Assim, no universo desta pesquisa apenas duas em vinte pessoas conheciam a totalidade das quatro espécies, a mesma percentagem das que só conheciam uma só.

Entre esses dez por cento que disseram conhecer a raposa, não pôde ser escrutinado se no fim das contas o que conhecem não passará do idiomatismo. Ou seja, o “ficaste raposa”, que há uns anos servia para referir os que saíam reprovados dum exame final. Triste!

O que sabemos, embora limitado, vamos então a partilhar (note bem a preposição denotativa de movimento).

Primeiro, sobre a ema, diferente da Ema (da heroína de Jane Austen, Emma, um nome muito popular nos assentos de batismo dos EUA). Quem é cruciverbista, fã de palavras cruzadas embora sem mercado neste Paralelo 14, está familiarizado com esta palavra proposta sempre como “grande ave corredora australiana” e com o espaço equivalente, três letras. A resposta certa é ema, mas a origem é mais lata: também há uma ema um pouco menos possante na América do Sul.

A fotografia mostra uma ave de aparência possante, que pouquíssimo deve à beleza.

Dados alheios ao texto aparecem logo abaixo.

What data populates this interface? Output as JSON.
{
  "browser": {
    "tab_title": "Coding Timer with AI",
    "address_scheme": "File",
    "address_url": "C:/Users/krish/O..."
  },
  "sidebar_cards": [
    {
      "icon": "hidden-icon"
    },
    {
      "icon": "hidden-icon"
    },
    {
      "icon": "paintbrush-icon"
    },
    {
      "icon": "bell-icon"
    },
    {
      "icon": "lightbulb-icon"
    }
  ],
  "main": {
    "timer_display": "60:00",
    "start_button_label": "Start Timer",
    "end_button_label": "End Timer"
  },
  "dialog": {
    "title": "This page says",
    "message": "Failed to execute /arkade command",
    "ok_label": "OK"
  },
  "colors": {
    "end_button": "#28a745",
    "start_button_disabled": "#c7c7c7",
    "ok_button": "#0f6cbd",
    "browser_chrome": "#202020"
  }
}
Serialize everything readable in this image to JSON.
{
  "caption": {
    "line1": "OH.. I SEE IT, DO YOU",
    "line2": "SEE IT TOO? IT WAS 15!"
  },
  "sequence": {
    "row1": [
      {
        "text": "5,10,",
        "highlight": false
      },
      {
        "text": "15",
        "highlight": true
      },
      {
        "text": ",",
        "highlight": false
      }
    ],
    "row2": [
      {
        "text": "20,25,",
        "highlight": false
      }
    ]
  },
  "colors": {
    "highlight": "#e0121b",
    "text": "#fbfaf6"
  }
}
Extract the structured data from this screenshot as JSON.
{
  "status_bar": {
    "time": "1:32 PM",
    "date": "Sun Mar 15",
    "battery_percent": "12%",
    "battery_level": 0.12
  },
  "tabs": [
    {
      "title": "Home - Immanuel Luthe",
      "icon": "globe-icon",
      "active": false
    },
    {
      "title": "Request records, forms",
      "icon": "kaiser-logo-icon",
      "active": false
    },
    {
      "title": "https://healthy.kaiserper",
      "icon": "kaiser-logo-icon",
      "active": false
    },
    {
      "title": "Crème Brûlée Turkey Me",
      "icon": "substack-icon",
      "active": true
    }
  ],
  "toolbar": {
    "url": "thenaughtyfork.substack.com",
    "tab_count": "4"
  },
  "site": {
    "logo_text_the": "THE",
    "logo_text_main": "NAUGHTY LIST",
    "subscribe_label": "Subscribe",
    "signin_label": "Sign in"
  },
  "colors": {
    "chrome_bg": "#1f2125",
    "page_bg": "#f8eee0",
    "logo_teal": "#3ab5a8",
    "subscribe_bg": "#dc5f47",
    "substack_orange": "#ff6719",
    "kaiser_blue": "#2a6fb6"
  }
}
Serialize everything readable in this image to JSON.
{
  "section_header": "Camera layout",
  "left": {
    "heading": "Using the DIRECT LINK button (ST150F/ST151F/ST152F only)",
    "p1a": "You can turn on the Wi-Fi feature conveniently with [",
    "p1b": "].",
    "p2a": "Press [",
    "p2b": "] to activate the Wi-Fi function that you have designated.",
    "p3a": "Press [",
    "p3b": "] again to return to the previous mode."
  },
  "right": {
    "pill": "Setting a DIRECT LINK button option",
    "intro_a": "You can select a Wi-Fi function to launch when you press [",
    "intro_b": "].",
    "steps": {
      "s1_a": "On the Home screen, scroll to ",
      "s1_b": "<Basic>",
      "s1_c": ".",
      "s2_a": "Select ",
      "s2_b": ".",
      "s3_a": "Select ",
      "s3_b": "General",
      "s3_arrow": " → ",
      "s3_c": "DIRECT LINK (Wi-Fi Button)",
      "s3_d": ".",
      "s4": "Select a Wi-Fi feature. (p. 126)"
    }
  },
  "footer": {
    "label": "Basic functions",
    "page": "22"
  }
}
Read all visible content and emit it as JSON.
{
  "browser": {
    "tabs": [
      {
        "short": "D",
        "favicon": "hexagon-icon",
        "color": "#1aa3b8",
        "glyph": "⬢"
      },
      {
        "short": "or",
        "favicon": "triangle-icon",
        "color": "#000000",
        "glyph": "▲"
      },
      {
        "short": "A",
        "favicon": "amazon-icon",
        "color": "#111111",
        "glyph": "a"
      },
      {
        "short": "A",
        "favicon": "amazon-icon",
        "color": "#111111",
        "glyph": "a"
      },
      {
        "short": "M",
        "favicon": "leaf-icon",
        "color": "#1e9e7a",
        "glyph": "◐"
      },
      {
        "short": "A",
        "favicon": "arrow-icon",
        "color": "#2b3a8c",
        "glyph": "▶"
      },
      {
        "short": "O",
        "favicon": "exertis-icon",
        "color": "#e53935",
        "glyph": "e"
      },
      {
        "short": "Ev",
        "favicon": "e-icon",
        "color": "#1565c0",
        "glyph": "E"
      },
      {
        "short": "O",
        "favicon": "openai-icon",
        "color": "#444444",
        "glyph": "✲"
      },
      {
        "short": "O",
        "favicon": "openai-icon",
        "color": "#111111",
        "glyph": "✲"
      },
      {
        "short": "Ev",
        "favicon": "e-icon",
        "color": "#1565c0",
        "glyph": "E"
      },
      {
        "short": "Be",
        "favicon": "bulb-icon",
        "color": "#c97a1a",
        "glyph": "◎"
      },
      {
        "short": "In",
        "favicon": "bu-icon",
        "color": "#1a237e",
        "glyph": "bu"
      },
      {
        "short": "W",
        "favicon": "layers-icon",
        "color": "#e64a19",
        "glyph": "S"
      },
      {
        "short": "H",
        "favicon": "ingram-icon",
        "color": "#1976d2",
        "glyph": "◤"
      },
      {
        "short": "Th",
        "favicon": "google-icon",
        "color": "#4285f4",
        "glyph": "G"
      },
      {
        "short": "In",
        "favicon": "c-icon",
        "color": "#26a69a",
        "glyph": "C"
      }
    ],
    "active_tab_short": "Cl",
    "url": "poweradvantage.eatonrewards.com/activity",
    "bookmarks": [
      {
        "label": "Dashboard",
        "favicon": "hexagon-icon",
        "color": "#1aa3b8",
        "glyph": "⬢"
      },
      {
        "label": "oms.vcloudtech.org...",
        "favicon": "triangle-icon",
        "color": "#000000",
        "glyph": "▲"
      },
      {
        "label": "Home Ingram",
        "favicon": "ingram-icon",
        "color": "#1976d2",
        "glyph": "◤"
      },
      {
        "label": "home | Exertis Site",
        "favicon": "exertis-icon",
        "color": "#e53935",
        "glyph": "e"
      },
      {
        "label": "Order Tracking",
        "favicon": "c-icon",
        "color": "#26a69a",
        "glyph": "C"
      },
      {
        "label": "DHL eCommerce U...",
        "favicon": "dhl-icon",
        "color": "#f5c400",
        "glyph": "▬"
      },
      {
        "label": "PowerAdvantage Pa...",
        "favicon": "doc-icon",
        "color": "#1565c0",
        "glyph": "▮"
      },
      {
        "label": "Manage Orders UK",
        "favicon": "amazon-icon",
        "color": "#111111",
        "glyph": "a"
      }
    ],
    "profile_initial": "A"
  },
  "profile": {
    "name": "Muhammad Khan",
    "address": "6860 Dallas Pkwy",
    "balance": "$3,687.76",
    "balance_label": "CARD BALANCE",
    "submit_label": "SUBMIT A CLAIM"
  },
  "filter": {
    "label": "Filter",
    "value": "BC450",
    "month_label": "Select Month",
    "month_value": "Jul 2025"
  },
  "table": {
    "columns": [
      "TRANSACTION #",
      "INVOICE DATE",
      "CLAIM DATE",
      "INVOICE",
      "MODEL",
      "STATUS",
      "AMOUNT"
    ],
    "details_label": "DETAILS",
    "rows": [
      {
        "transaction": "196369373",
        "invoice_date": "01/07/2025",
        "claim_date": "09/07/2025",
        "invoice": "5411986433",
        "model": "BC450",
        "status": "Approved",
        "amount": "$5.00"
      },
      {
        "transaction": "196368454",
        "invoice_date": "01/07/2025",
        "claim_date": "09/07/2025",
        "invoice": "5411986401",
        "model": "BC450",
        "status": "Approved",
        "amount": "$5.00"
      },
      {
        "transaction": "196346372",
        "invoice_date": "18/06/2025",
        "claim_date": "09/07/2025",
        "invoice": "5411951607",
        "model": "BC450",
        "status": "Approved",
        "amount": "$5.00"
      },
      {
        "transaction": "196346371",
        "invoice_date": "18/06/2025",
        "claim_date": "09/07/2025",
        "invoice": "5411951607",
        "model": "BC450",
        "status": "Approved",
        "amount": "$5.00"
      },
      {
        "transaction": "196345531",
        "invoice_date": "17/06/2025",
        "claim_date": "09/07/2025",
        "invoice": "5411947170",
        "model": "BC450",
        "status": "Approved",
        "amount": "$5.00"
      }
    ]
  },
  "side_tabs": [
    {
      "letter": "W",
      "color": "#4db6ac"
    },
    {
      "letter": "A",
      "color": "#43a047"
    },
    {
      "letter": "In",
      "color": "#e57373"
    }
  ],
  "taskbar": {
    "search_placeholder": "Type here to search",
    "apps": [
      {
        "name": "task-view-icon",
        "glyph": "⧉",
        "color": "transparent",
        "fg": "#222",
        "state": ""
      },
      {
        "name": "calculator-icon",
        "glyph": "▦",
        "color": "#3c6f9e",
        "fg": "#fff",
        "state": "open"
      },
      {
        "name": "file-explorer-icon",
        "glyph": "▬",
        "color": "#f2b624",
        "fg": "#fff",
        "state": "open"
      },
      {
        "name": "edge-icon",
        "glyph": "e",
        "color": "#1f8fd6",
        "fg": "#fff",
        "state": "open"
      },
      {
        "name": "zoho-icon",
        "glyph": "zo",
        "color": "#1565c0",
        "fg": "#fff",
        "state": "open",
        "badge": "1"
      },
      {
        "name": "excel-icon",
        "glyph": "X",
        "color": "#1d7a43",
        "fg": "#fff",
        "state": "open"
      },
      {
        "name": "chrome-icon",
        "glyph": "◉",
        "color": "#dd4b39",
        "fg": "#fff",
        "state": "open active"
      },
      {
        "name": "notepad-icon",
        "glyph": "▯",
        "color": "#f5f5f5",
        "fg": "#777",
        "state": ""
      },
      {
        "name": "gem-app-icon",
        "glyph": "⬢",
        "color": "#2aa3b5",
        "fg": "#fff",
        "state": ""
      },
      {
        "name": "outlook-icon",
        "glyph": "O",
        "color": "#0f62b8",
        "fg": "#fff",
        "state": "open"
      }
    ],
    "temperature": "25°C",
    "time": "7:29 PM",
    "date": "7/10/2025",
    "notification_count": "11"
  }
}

Admirável seria vê-la levantar voo, mas é uma corredora de respeito, que atinge 50 km/h, como denota o seu nome científico: Dromaius novaehollandiae — ’corredor da Austrália’, no masculino porque em inglês é escrito ’emu’ e muitos lusófonos ‘seguem o líder’. A ecmnésia, pois claro, seletiva, fez perder a etimologia portuguesa "ema", registada nas viagens de regresso das Molucas a partir da era de Quinhentos.

A outra espécie vítima do felídeo, as alpacas têm um habitat muito mais restrito. São exclusivas das montanhas dos Andes, na Argentina, Peru e … e são famosas pela sua preciosa lã, matéria-prima de artigos de luxo. Ah, e a ecmnésia não nos pode deixar de referir que no tempo dos tinteiros houve os famosos mangas de alpaca, bem humanos.

O jaguar é um ‘grande gato’, um felídeo menor que o leão e o tigre, com dentes cortantes que atravessam armaduras possantes. Originário da América do Sul como o nome tupi denota, este primo do tigre é marcado por uma grande agressividada, com ’dentes de sabre’ que estraçalham as vítimas, mesmo as que têm revestimentos como armaduras.

Antropomorfizado, ou seja, criado à imagem do homem pela sua agressividade, inspirou os topos de gama da indústria automóvel (vendidos até nove dígitos CVE).

A raposa? Releia acima e relembre as fábulas da praxe. Ou leia o "Romance da Raposa" de Aquilino Ribeiro, que começa assim: Havia três dias e três noites que a Salta-Pocinhas – raposeta matreira, fagueira, lambisqueira – corria os bosques, farejando, batendo mato, sem conseguir deitar a unha a outra caça além de uns míseros gafanhotos, nem atinar com abrigo em que pudesse dormir um soninho descansado. Desesperada de tão pouca sorte, vinham-lhe tentações de tornar para casa dos pais, onde, embora subterrânea, a cama era mais quente e segura que em castelo de rei, e onde nunca faltava galinha, quando não fosse fresca, de conserva, ou então coelho bravo, acabado de degolar.